We hear the testimonies of wretched sinners who have received salvation through the grace of Jesus Christ. And we praise God and then we sit back to watch and see if they were serious. If we aren’t careful, we can grow a little skeptical. This may be because, in our culture, Jesus is often used a little like a rope thrown to a person hanging over the cliff—useful for a moment or two and then cast aside when the person reaches safety.
But when someone becomes genuinely saved, change is non-negotiable. It just happens. We see this very thing in the life of Manasseh.
I feel like, as the summer has moved along, I have lost quite a few Bible Challenge readers.
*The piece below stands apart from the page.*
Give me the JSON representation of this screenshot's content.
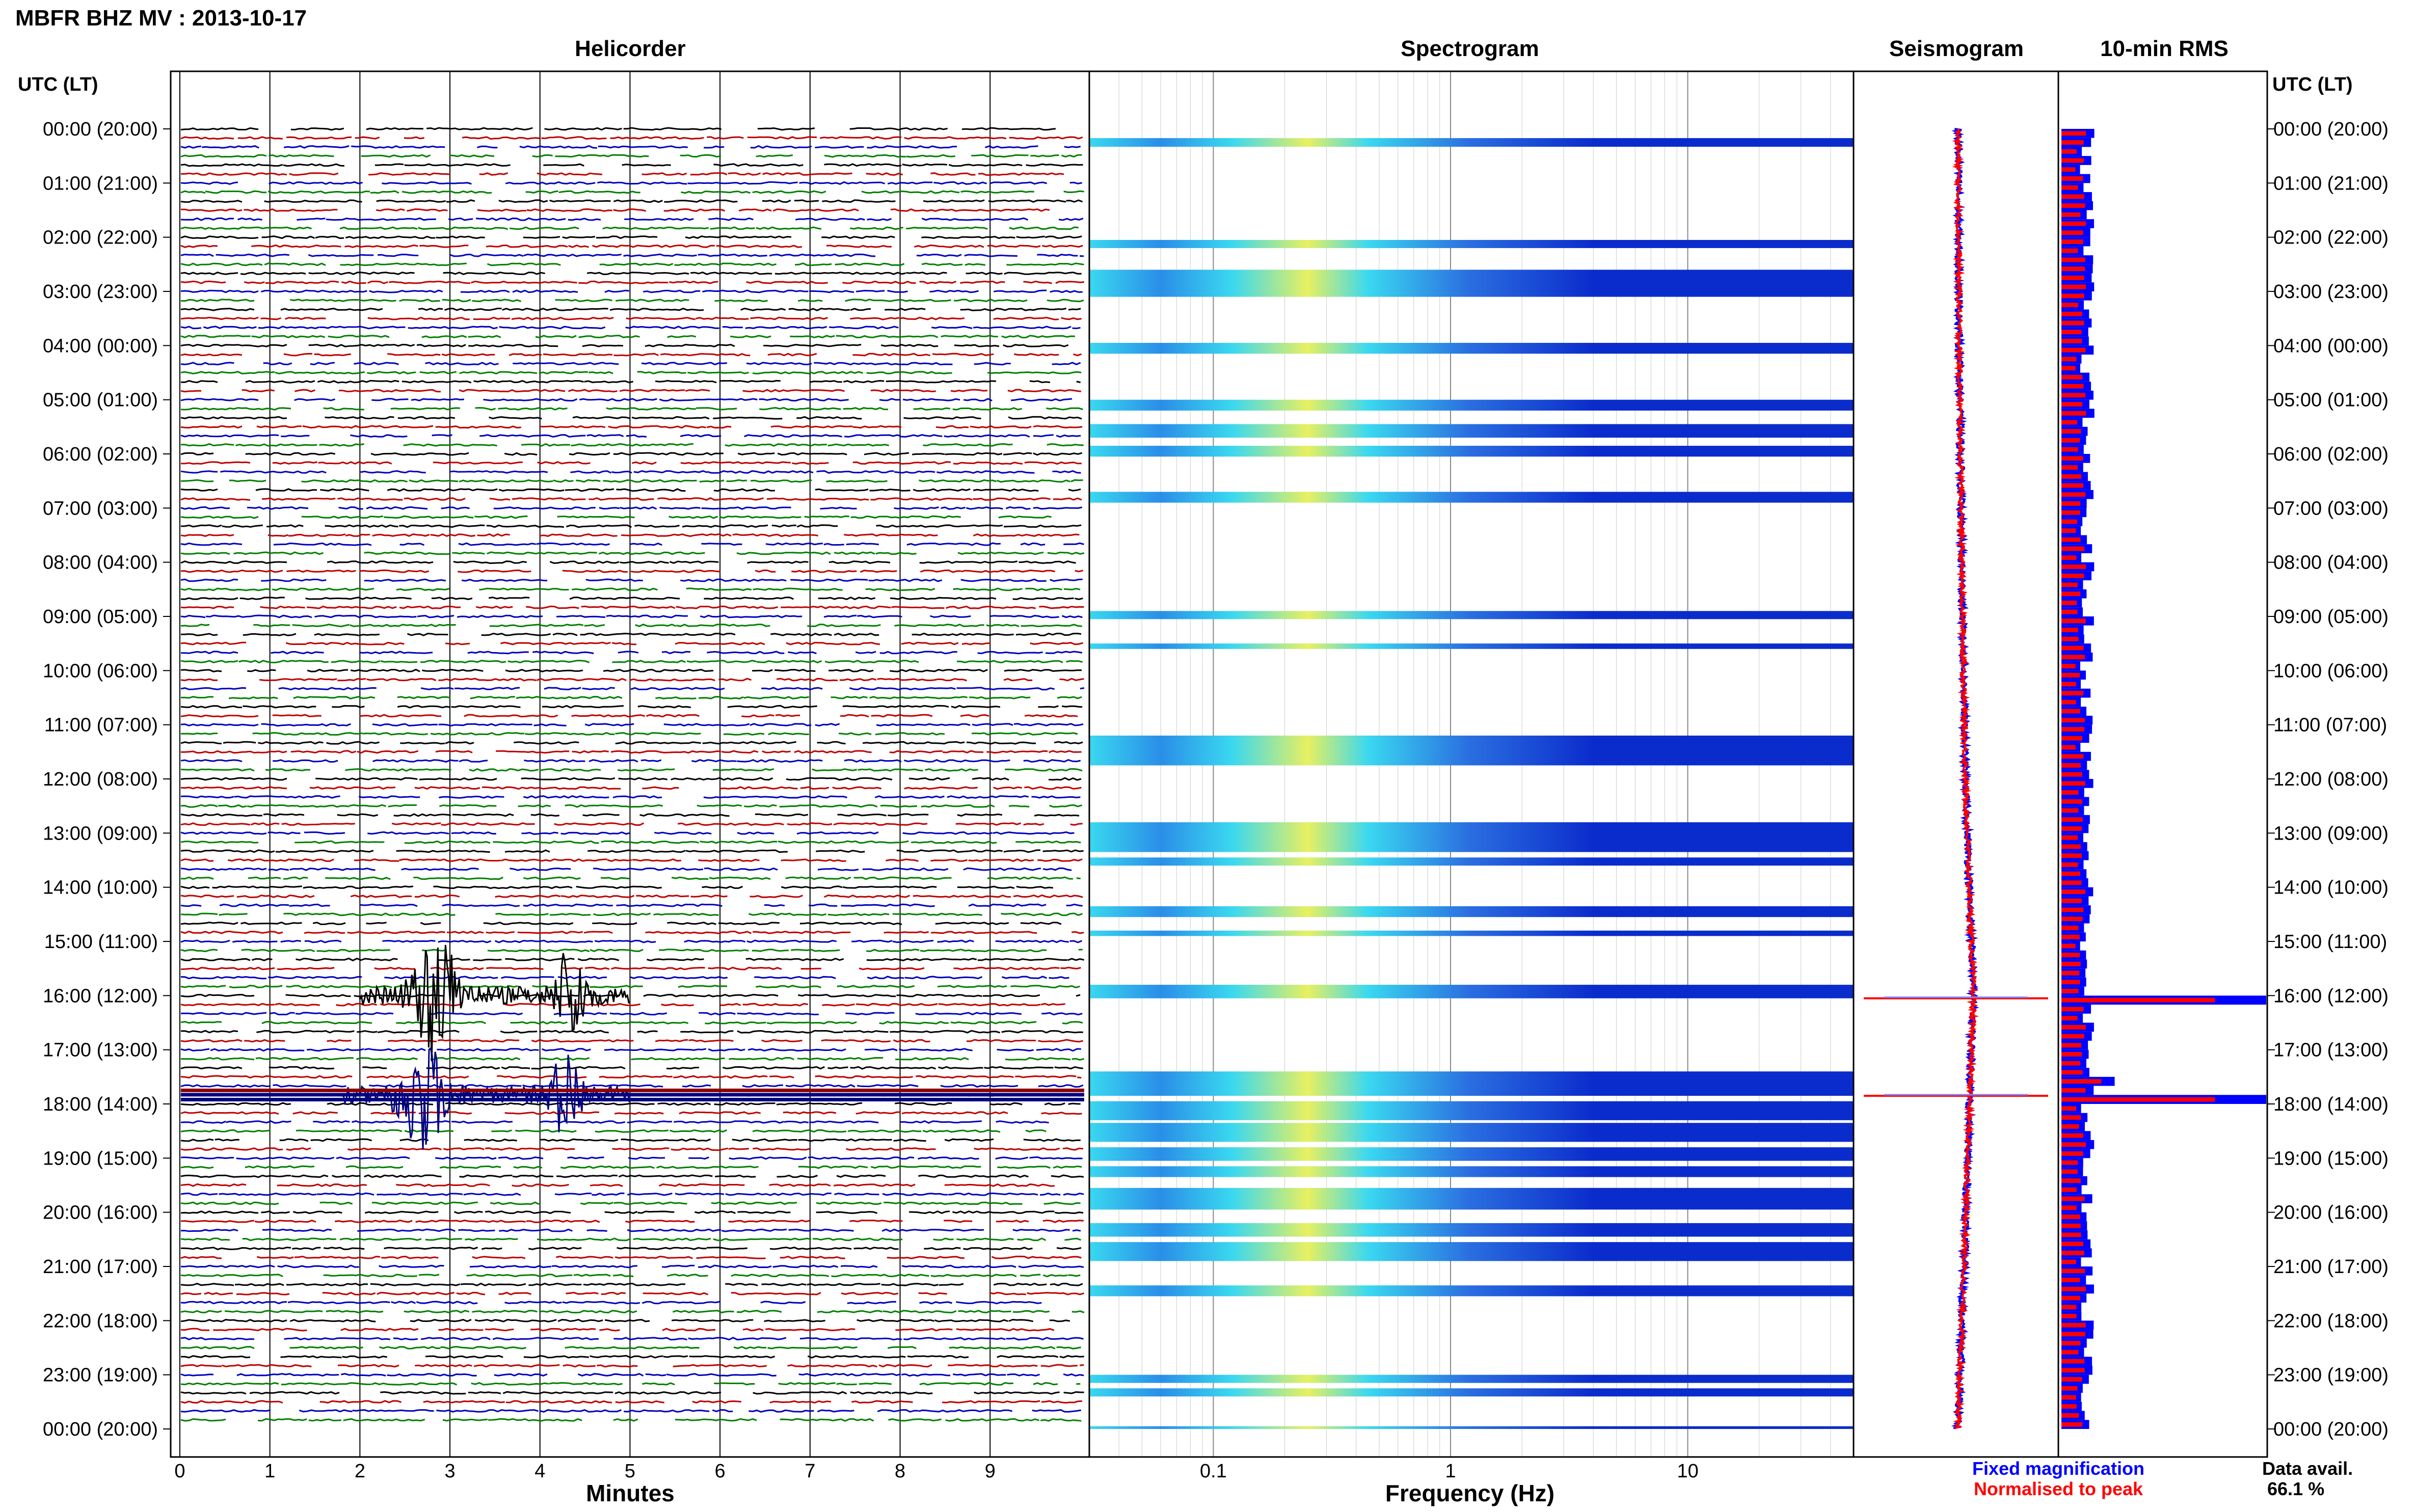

If you are still reading, I would love to hear about it (just to remind me that there are still people plugging through these Old Testament prophets along with me!)
But, this is a great reminder for everyone– whether you have given up on the reading or not. The lessons that I learned from chapter 33 of 2 Chronicles can be summarized into two main points that I found quite helpful in the current culture we find ourselves in–
1. No one is beyond God’s grace.
Every day we hear horrible stories of great and heinous sin. We can’t imagine how man could do such evil things. And yet, even the worst of sinners is free to accept God’s great gift of salvation.
Manasseh did horrible things. In fact, he even gave his son as a human sacrifice! It is hard to imagine something worse than this. Think through how awful that is for just a moment. This is the description of Manasseh’s sinful acts–
But he did evil in the sight of the Lord, according to the abominations of the nations whom the Lord had cast out before the children of Israel. 3 For he rebuilt the high places which Hezekiah his father had broken down; he raised up altars for the Baals, and made wooden images; and he worshiped all the host of heaven[a] and served them. 4 He also built altars in the house of the Lord, of which the Lord had said, “In Jerusalem shall My name be forever.” 5 And he built altars for all the host of heaven in the two courts of the house of the Lord. 6 Also he caused his sons to pass through the fire in the Valley of the Son of Hinnom; he practiced soothsaying, used witchcraft and sorcery, and consulted mediums and spiritists. He did much evil in the sight of the Lord, to provoke Him to anger.
Manasseh’s sins were grave and numerous. And the Lord speaks to him and the people about this (vs 10) but they choose not to listen. An undetermined amount of time later, Manasseh is carried away to Babylon in bronze fetters (vs. 11). There, in great affliction, he humbly repents.
And how does the Lord respond? Does He tell him I told you so? Does He let him there to wallow in the consequences of his sinful choices?
Instead, our merciful God extends grace. Here’s what we read–
Now when he was in affliction, he implored the Lord his God, and humbled himself greatly before the God of his fathers, 13 and prayed to Him; and He received his entreaty, heard his supplication, and brought him back to Jerusalem into his kingdom. Then Manasseh knew that the Lord was God.
After such great evil, God would have been justified (at least according to our human sense of fairness) to just leave Manasseh to die in Babylon, a broken and contrite man. Instead, He reached out and restored him.
What great and marvelous grace and mercy! And it is still there for us today! God is the same–yesterday, today, and tomorrow. No sinner is beyond His grace, including you! If you don’t know Him, I encourage you to reach out and be restored.
2. True conversion is followed by true life change.
Manasseh does not go back to live the same life he always lived. He grabs the rope of rescue God extends and then makes changes that give the evidence that his repentance was quite genuine. We read–
He took away the foreign gods and the idol from the house of the Lord, and all the altars that he had built in the mount of the house of the Lord and in Jerusalem; and he cast them out of the city. 16 He also repaired the altar of the Lord, sacrificed peace offerings and thank offerings on it, and commanded Judah to serve the Lord God of Israel.
True repentance always brings about change. It isn’t legalism. It just is. It is never our place to judge anyone’s salvation, but if someone claims Christ and then has gone back to their old, sinful life and stays there without a battle, without any efforts to extricate themselves, it is evidence that they may have just grabbed the convenient life rope thrown their way but weren’t serious in their repentance.
Many of the stories in the Old Testament are wild and beyond anything that is familiar to us. We can’t imagine sacrificing our children or worshiping formed idols. And yet, people are people, and within us is the same capability for horrible sin. Oh, we may not worship a golden calf, but if we aren’t worshiping the one, true God, we are worshiping something. But the good news is that, no matter where we find ourselves today, none of us is beyond God’s grace. And if we reach out and receive that grace with genuine repentance, then our lives will be transformed in a marvelous and unbelievable way. It is never too late to grab on to the rope of rescue!